The fourth paper, by Kursell and Peters, also explores organ construction and comes to similar conclusions. By means of three case studies they argue that there are two sides to building an organ – the replication of the object and how it is used and perceived - thus underscoring the subtle difference between simply copying something and understanding it through experimental reconstruction.
The fifth paper, by Carlyle, examines the conservation and restoration of oil paintings using Historically Accurate Reconstruction Techniques (HART) as “performative research”. By forcing the conservator to use exact techniques, applications, and materials, the approach requires the researcher to examine all of these aspects in detail, thus raising questions previously unconsidered.
The sixth paper, by Stols-Witlox, also considers the “performative” act in art restoration, developing the idea of retreatability, the reversal of previous restorations, and considering if we can better tell the story of conservation using digital visualization. Stols-Witlox ends on a most interesting question for those who seek to apply RRR: “Which do we consider to be the original? The aged three-hundred-year-old Rembrandt or the research-based ‘perfect’ copy of the painting as it must have left the artist’s studio?”
In the seventh paper, Hagendijk, Heering, Principe, and Dupre explore the use of RRR methods to teach undergraduates and graduates about “the exploratory nature of science” in Europe and the United States.

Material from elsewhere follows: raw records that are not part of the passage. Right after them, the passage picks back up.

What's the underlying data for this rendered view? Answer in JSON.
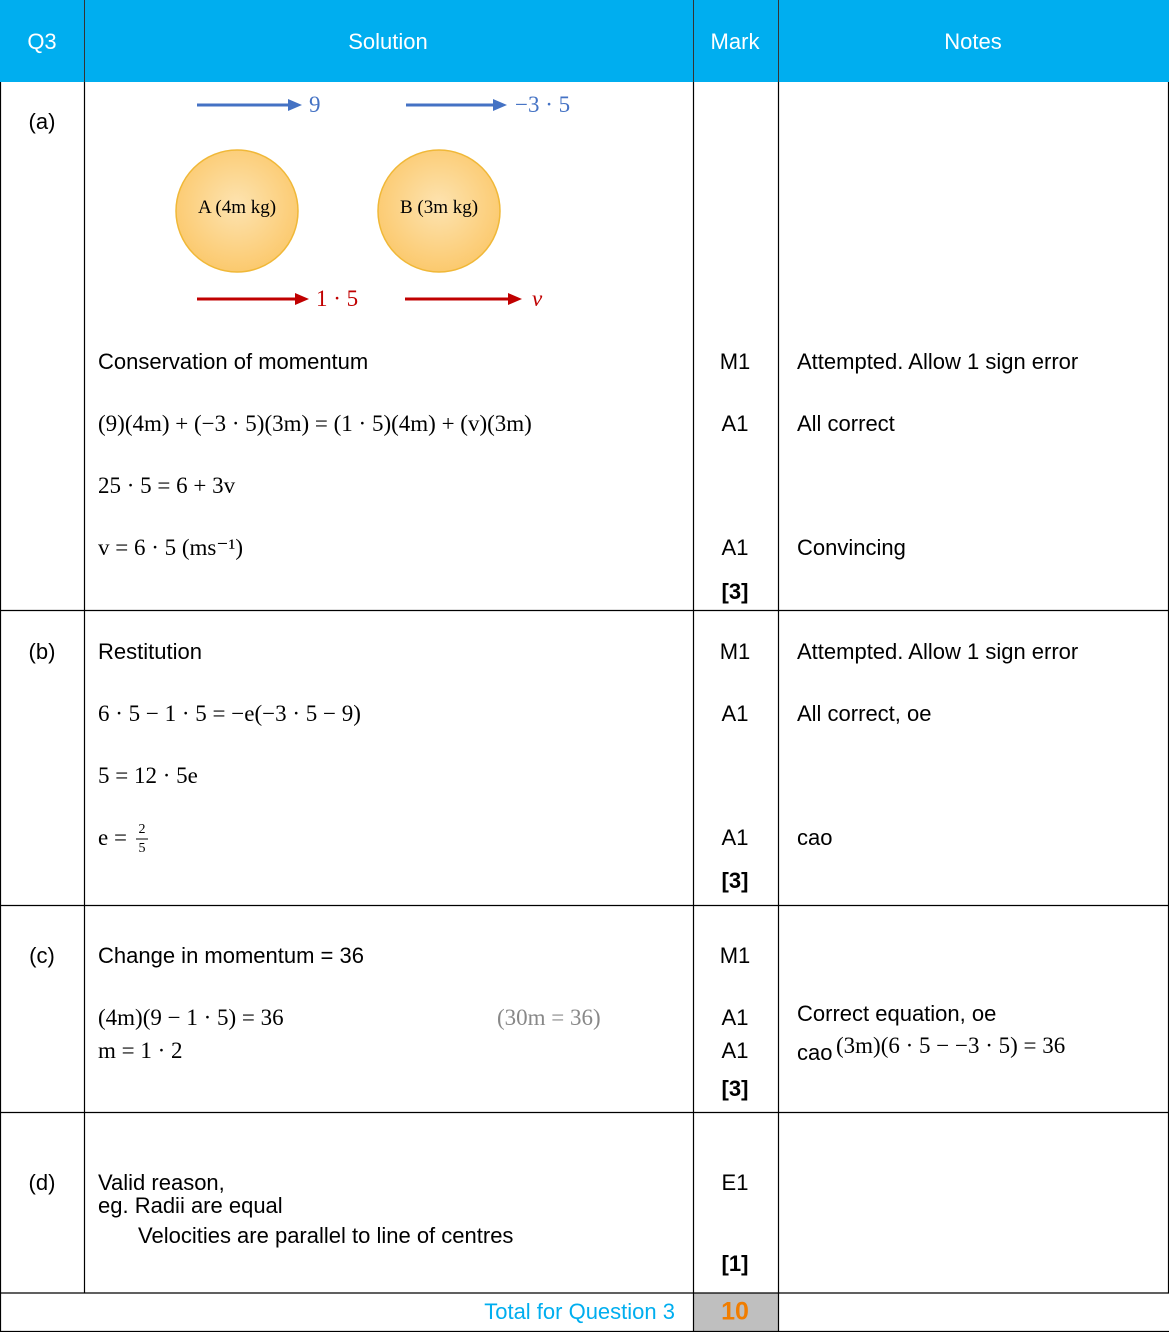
{
  "header": [
    "Q3",
    "Solution",
    "Mark",
    "Notes"
  ],
  "parts": [
    {
      "label": "(a)",
      "diagram": {
        "arrows": [
          "9",
          "−3 · 5",
          "1 · 5",
          "v"
        ],
        "particles": [
          "A (4m kg)",
          "B (3m kg)"
        ]
      },
      "rows": [
        {
          "solution": "Conservation of momentum",
          "mark": "M1",
          "note": "Attempted. Allow 1 sign error"
        },
        {
          "solution": "(9)(4m) + (−3 · 5)(3m) = (1 · 5)(4m) + (v)(3m)",
          "mark": "A1",
          "note": "All correct"
        },
        {
          "solution": "25 · 5 = 6 + 3v"
        },
        {
          "solution": "v = 6 · 5   (ms⁻¹)",
          "mark": "A1",
          "note": "Convincing"
        }
      ],
      "total": "[3]"
    },
    {
      "label": "(b)",
      "rows": [
        {
          "solution": "Restitution",
          "mark": "M1",
          "note": "Attempted. Allow 1 sign error"
        },
        {
          "solution": "6 · 5 − 1 · 5 =  −e(−3 · 5 − 9)",
          "mark": "A1",
          "note": "All correct, oe"
        },
        {
          "solution": "5 = 12 · 5e"
        },
        {
          "solution": "e =",
          "fraction": {
            "numerator": "2",
            "denominator": "5"
          },
          "mark": "A1",
          "note": "cao"
        }
      ],
      "total": "[3]"
    },
    {
      "label": "(c)",
      "rows": [
        {
          "solution": "Change in momentum = 36",
          "mark": "M1"
        },
        {
          "solution": "(4m)(9 − 1 · 5) = 36",
          "working": "(30m = 36)",
          "mark": "A1",
          "note": "Correct equation, oe",
          "note_detail": "(3m)(6 · 5 − −3 · 5) = 36"
        },
        {
          "solution": "m = 1 · 2",
          "mark": "A1",
          "note": "cao"
        }
      ],
      "total": "[3]"
    },
    {
      "label": "(d)",
      "rows": [
        {
          "solution": "Valid reason,",
          "mark": "E1"
        },
        {
          "solution": "eg. Radii are equal"
        },
        {
          "solution": "Velocities are parallel to line of centres"
        }
      ],
      "total": "[1]"
    }
  ],
  "footer": {
    "label": "Total for Question 3",
    "total": "10"
  }
}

They conclude that engagement with historical instruments, materials, and recipes exposes students to the sensory dimensions of experiments and creates opportunities for interdisciplinary collaborations that bridge the culture gap between the sciences and the humanities.
The eighth paper, by Vergunst, uses an anthropological lens to examine psychogeography (the study of the influence of the environment on the mind or on behavior), concluding that any act of replication should be “an attentive, place-aware gesture”. Vergunst robustly challenges the normative distinction between original and copy, encouraging us to question the “widely-held distinction between creativity, originality, and authenticity… and copying.”

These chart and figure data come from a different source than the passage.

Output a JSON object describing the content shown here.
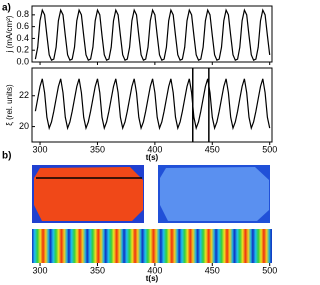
{
  "panels": [
    "a)",
    "b)"
  ],
  "chart_data": [
    {
      "type": "line",
      "ylabel": "j (mA/cm²)",
      "xlim": [
        293,
        502
      ],
      "xticks": [
        300,
        350,
        400,
        450,
        500
      ],
      "ylim": [
        0,
        0.95
      ],
      "yticks": [
        {
          "value": 0,
          "label": "0.0"
        },
        0.2,
        0.4,
        0.6,
        0.8
      ],
      "color": "#000000",
      "x": [
        296,
        298,
        300,
        302,
        304,
        306,
        308,
        310,
        312,
        314,
        316,
        318,
        320,
        322,
        324,
        326,
        328,
        330,
        332,
        334,
        336,
        338,
        340,
        342,
        344,
        346,
        348,
        350,
        352,
        354,
        356,
        358,
        360,
        362,
        364,
        366,
        368,
        370,
        372,
        374,
        376,
        378,
        380,
        382,
        384,
        386,
        388,
        390,
        392,
        394,
        396,
        398,
        400,
        402,
        404,
        406,
        408,
        410,
        412,
        414,
        416,
        418,
        420,
        422,
        424,
        426,
        428,
        430,
        432,
        434,
        436,
        438,
        440,
        442,
        444,
        446,
        448,
        450,
        452,
        454,
        456,
        458,
        460,
        462,
        464,
        466,
        468,
        470,
        472,
        474,
        476,
        478,
        480,
        482,
        484,
        486,
        488,
        490,
        492,
        494,
        496,
        498,
        500
      ],
      "values": [
        0.05,
        0.25,
        0.7,
        0.88,
        0.8,
        0.45,
        0.12,
        0.03,
        0.05,
        0.25,
        0.7,
        0.88,
        0.8,
        0.45,
        0.12,
        0.03,
        0.05,
        0.25,
        0.7,
        0.88,
        0.8,
        0.45,
        0.12,
        0.03,
        0.05,
        0.25,
        0.7,
        0.88,
        0.8,
        0.45,
        0.12,
        0.03,
        0.05,
        0.25,
        0.7,
        0.88,
        0.8,
        0.45,
        0.12,
        0.03,
        0.05,
        0.25,
        0.7,
        0.88,
        0.8,
        0.45,
        0.12,
        0.03,
        0.05,
        0.25,
        0.7,
        0.88,
        0.8,
        0.45,
        0.12,
        0.03,
        0.05,
        0.25,
        0.7,
        0.88,
        0.8,
        0.45,
        0.12,
        0.03,
        0.05,
        0.25,
        0.7,
        0.88,
        0.8,
        0.45,
        0.12,
        0.03,
        0.05,
        0.25,
        0.7,
        0.88,
        0.8,
        0.45,
        0.12,
        0.03,
        0.05,
        0.25,
        0.7,
        0.88,
        0.8,
        0.45,
        0.12,
        0.03,
        0.05,
        0.25,
        0.7,
        0.88,
        0.8,
        0.45,
        0.12,
        0.03,
        0.05,
        0.25,
        0.7,
        0.88,
        0.8,
        0.45,
        0.12
      ]
    },
    {
      "type": "line",
      "ylabel": "ξ (rel. units)",
      "xlabel": "t(s)",
      "xlim": [
        293,
        502
      ],
      "xticks": [
        300,
        350,
        400,
        450,
        500
      ],
      "ylim": [
        19,
        23.8
      ],
      "yticks": [
        20,
        22
      ],
      "color": "#000000",
      "vlines": [
        433,
        447
      ],
      "x": [
        296,
        298,
        300,
        302,
        304,
        306,
        308,
        310,
        312,
        314,
        316,
        318,
        320,
        322,
        324,
        326,
        328,
        330,
        332,
        334,
        336,
        338,
        340,
        342,
        344,
        346,
        348,
        350,
        352,
        354,
        356,
        358,
        360,
        362,
        364,
        366,
        368,
        370,
        372,
        374,
        376,
        378,
        380,
        382,
        384,
        386,
        388,
        390,
        392,
        394,
        396,
        398,
        400,
        402,
        404,
        406,
        408,
        410,
        412,
        414,
        416,
        418,
        420,
        422,
        424,
        426,
        428,
        430,
        432,
        434,
        436,
        438,
        440,
        442,
        444,
        446,
        448,
        450,
        452,
        454,
        456,
        458,
        460,
        462,
        464,
        466,
        468,
        470,
        472,
        474,
        476,
        478,
        480,
        482,
        484,
        486,
        488,
        490,
        492,
        494,
        496,
        498,
        500
      ],
      "values": [
        21.0,
        21.8,
        22.6,
        23.1,
        22.2,
        20.6,
        19.9,
        20.3,
        21.0,
        21.8,
        22.6,
        23.1,
        22.2,
        20.6,
        19.9,
        20.3,
        21.0,
        21.8,
        22.6,
        23.1,
        22.2,
        20.6,
        19.9,
        20.3,
        21.0,
        21.8,
        22.6,
        23.1,
        22.2,
        20.6,
        19.9,
        20.3,
        21.0,
        21.8,
        22.6,
        23.1,
        22.2,
        20.6,
        19.9,
        20.3,
        21.0,
        21.8,
        22.6,
        23.1,
        22.2,
        20.6,
        19.9,
        20.3,
        21.0,
        21.8,
        22.6,
        23.1,
        22.2,
        20.6,
        19.9,
        20.3,
        21.0,
        21.8,
        22.6,
        23.1,
        22.2,
        20.6,
        19.9,
        20.3,
        21.0,
        21.8,
        22.6,
        23.1,
        22.2,
        20.6,
        19.9,
        20.3,
        21.0,
        21.8,
        22.6,
        23.1,
        22.2,
        20.6,
        19.9,
        20.3,
        21.0,
        21.8,
        22.6,
        23.1,
        22.2,
        20.6,
        19.9,
        20.3,
        21.0,
        21.8,
        22.6,
        23.1,
        22.2,
        20.6,
        19.9,
        20.3,
        21.0,
        21.8,
        22.6,
        23.1,
        22.2,
        20.6,
        19.9
      ]
    },
    {
      "type": "image",
      "xlabel": "t(s)",
      "xlim": [
        293,
        502
      ],
      "xticks": [
        300,
        350,
        400,
        450,
        500
      ]
    }
  ]
}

In the ninth paper in the volume, Lulof applies the chaîne opératoire approach to the use of 3D technologies in the reconstruction of 6th century BC Acquarossa (Italy). Lulof demonstrates how 3D reconstruction allows uncertainty and change over time to be recorded, recommending digital publication as a new format that supports the perpetual evaluation and development of reconstructions.
In the tenth and final paper, Sibum explores the notion of “historically embodied gestural knowledge”. By reconstructing historically accurate objects of an experiment (in this case James Joule’s paddle-wheel), and then performing said experiment, Sibum aims to gain insight into scientific practice and change.
This volume’s fundamental strength is its encouragement to the reader to think critically and broadly about the role of RRR in understanding and engaging with the past. However, the very breadth of the approach can feel overwhelming. While the introduction does an admirable job of orientating the reader, a concluding chapter that draws together the complex threads of RRR and points our future directions in the field is perhaps a missing component. On the other hand, the two indexes at the end of the volume are extremely useful aids to the reader: one focuses specifically on RRR terminology and the other on more general keywords. Ultimately, this volume is a valuable addition to the bookshelves of both academics and practitioners in a wide range of fields, from the sciences to the humanities.
Dupré, S., Harris, A., Kursell, J., Lulof, P., and Stols-Witlox, M. 2020. Reconstruction, Replication, and Re-enactment in the Humanities and Social Sciences. Amsterdam University Press B.V., Amsterdam.